Perder o Norte

No dia 19 de julho de 2026, a final da Copa do Mundo aconteceu em solo estadunidense, pela primeira vez na história do torneio, teve show do intervalo nos moldes do Super Bowl. O país-sede queria enfim transformar o futebol em espetáculo à sua imagem. Só que quem entrou no gramado dirigindo a Madonna foram Ronaldo Fenômeno e Ronaldinho Gaúcho, e foram os dois que roubaram a cena. A festa pensada para exibir a grandeza estadunidense virou vitrine do Brasil, e sobrou reclamação com a "americanização" do evento.

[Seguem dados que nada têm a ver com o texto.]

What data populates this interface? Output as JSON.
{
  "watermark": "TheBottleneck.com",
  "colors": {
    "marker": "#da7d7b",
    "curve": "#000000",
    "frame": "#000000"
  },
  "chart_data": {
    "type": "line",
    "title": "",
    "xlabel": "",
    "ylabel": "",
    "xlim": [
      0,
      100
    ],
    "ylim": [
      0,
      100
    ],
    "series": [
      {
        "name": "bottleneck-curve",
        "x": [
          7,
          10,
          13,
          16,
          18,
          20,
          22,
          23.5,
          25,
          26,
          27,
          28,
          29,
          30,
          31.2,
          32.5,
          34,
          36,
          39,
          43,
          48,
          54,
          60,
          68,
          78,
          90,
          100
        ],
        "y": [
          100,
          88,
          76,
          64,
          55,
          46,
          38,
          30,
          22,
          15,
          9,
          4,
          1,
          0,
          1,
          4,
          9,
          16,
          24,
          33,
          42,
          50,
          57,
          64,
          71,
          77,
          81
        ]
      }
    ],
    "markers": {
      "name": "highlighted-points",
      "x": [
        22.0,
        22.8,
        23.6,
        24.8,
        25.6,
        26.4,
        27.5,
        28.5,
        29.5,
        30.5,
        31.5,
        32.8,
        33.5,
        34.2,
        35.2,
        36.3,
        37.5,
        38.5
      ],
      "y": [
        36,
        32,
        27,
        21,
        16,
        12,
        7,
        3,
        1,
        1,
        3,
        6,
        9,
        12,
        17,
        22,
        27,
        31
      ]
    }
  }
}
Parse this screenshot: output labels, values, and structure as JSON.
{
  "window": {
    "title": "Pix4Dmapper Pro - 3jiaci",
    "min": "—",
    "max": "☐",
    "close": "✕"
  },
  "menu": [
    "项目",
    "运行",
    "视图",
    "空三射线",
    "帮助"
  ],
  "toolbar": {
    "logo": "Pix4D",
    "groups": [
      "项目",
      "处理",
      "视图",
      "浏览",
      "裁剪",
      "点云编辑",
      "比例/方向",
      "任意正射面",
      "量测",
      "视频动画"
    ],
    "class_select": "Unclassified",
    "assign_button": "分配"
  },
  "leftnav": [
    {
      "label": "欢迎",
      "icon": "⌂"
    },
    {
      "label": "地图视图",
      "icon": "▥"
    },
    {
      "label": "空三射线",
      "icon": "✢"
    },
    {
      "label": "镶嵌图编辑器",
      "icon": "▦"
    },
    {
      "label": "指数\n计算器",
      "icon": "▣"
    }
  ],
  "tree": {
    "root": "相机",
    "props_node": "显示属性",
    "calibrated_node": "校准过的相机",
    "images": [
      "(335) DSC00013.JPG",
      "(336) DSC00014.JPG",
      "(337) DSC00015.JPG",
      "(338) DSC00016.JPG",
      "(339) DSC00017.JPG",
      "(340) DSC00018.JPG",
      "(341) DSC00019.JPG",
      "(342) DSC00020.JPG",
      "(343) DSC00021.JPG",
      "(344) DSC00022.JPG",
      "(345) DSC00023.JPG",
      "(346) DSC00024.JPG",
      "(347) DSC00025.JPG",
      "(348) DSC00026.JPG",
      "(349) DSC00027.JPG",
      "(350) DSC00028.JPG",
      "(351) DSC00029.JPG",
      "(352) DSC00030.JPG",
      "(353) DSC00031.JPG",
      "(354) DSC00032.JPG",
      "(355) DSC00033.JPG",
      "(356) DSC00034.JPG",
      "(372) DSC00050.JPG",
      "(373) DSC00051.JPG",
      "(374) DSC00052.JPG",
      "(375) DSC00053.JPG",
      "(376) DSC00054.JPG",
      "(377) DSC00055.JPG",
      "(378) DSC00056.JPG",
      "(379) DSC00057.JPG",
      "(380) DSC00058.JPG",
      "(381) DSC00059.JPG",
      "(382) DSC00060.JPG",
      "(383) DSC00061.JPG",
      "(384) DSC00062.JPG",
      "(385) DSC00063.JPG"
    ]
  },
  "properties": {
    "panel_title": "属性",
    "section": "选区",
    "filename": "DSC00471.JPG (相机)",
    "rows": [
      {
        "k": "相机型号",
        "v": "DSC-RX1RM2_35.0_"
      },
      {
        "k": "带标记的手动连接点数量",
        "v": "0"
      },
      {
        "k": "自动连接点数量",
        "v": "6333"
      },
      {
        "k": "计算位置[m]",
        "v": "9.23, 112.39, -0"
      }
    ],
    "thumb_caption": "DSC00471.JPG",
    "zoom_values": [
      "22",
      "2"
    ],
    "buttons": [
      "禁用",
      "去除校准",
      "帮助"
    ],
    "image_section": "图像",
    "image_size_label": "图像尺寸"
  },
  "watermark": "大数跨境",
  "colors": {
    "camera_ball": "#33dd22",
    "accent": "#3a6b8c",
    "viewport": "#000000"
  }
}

O episódio se soma a outros. Uma multidão de jovens, primeiro nos Estados Unidos e depois mundo afora, anda declarando estar "numa fase muito chinesa da vida": água quente com limão no lugar do café gelado, chá de ervas, tai chi na praça, pulinhos ao acordar, chinelo dentro de casa. Batizaram de Chinamaxxing. No mesmo período, a China registrou 697 milhões de travessias de fronteira em 2025, com entradas sem visto quase 50% maiores, e ultrapassou os Estados Unidos em reputação pela primeira vez no índice de soft power da Brand Finance, ainda que siga atrás no placar geral. O "made in China", segundo Ewerton Mokarzel, da FutureBrand, deixou de competir só por custo para competir por cultura, tecnologia e relevância. Alguma coisa se deslocou no lugar que costumávamos chamar de futuro.

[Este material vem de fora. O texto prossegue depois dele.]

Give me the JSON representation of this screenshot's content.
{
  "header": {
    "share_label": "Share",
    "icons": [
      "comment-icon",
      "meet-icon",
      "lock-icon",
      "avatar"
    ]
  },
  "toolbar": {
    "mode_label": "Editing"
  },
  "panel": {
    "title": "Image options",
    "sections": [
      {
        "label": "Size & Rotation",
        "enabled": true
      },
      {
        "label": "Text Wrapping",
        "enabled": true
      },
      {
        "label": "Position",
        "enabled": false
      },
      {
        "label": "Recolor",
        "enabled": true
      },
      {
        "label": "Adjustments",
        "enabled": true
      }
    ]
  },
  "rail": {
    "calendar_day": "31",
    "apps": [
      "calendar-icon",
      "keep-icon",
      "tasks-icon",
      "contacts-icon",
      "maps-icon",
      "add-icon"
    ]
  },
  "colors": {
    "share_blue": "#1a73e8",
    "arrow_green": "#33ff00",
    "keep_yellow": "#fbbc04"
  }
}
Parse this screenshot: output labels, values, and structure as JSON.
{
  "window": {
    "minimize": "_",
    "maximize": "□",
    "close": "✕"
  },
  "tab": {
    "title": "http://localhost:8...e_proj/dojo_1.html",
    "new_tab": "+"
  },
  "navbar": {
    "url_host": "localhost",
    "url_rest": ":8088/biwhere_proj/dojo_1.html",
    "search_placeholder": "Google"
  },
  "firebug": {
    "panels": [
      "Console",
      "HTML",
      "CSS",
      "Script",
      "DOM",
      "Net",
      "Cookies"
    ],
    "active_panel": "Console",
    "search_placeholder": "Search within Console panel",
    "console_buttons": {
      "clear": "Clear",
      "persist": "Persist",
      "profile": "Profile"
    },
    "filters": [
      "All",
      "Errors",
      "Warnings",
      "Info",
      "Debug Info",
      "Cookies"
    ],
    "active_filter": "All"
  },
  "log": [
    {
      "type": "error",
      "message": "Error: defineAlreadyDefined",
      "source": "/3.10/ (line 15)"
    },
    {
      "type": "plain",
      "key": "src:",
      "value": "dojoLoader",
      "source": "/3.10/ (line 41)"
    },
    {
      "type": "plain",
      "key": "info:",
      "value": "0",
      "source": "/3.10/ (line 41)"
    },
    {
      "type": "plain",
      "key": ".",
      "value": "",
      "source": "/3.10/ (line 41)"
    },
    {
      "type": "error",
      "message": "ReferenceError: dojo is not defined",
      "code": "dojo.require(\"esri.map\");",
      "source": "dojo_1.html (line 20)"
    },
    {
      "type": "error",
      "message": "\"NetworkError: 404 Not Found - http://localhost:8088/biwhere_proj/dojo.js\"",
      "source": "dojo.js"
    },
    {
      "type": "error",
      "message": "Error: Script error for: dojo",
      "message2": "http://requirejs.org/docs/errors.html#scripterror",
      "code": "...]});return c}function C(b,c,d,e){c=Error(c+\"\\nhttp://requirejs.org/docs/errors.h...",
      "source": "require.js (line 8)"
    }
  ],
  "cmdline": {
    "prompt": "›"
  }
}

A denúncia por trás do meme

Seria fácil ler tudo isso como um súbito amor à China. As análises mais atentas leem o contrário: uma denúncia dos próprio Estados Unidos. O que esses jovens idealizam é uma China simbólica, quase inventada, que reúne aquilo que sentem ter perdido em casa: comunidade, estrutura, cuidado com os mais velhos, algum limite, uma vida que não escorregou para a solidão e o burnout. Não há quase nenhum produto chinês de verdade na história, e é isso que torna o sintoma mais nítido. O objeto de desejo não é um país, é um jeito de viver. O sonho americano prometia ascensão individual, e o que o futuro parece querer é o oposto do preço que aquele antigo sonho cobra.

O que a cultura organizacional tem a ver com isso?

Esse cansaço não fica só no estilo de vida. Ele também é o sistema operacional de como se trabalha e se lidera. O sonho americano sempre teve um protagonista: o indivíduo que se faz sozinho, o líder que aponta o caminho, concentra as decisões e encarna o topo que todos deveriam escalar. A mesma tendência dos pulinhos e do chá de ervas vem sendo lida como um recado ao mundo corporativo, uma recusa da produtividade a qualquer custo. O desgaste desse sonho é também o desgaste de um jeito de mandar. Se o Norte deixou de ser a referência de como viver, por que seguiria sendo a de como liderar?

O pensamento decolonial ajuda a nomear o incômodo. O colonialismo sobrevive como uma forma de conhecer e de organizar que elege um único centro como medida universal de tudo, e reaparece, dentro das empresas, na figura da liderança que centraliza, aquele que impõe o próprio jeito de ser e de fazer como o jeito certo e coloniza a cultura do time com a sua. Descolonizar a liderança é descentrar essa figura do líder como cume a ser alcançado, e aceitar que existem outras formas de conduzir, inclusive vindas de onde nunca se olhou para buscar referência.

Entre muitos povos indígenas, liderar nunca foi mandar. A autoridade se exerce pela palavra, depende do consentimento da comunidade e se apoia na generosidade de uma liderança que distribui mais do que guarda. O Ubuntu na África Austral parte do "sou porque somos": a autoridade é relacional, existe na teia entre as pessoas, e no trabalho se traduz em decisão coletiva, responsabilidade compartilhada, escuta profunda e priorização da dignidade humana.

"Perder o norte", na expressão que herdamos, é ficar sem direção. Talvez valha ler ao contrário, perder o Norte com maiúscula, aquele que se vendia como o único destino possível, pode ser a condição para encontrar uma direção própria. A liderança que essa virada pede não é a que conhece o caminho e o aponta. É a que abre espaço para que o caminho apareça, feito por muita gente ao mesmo tempo.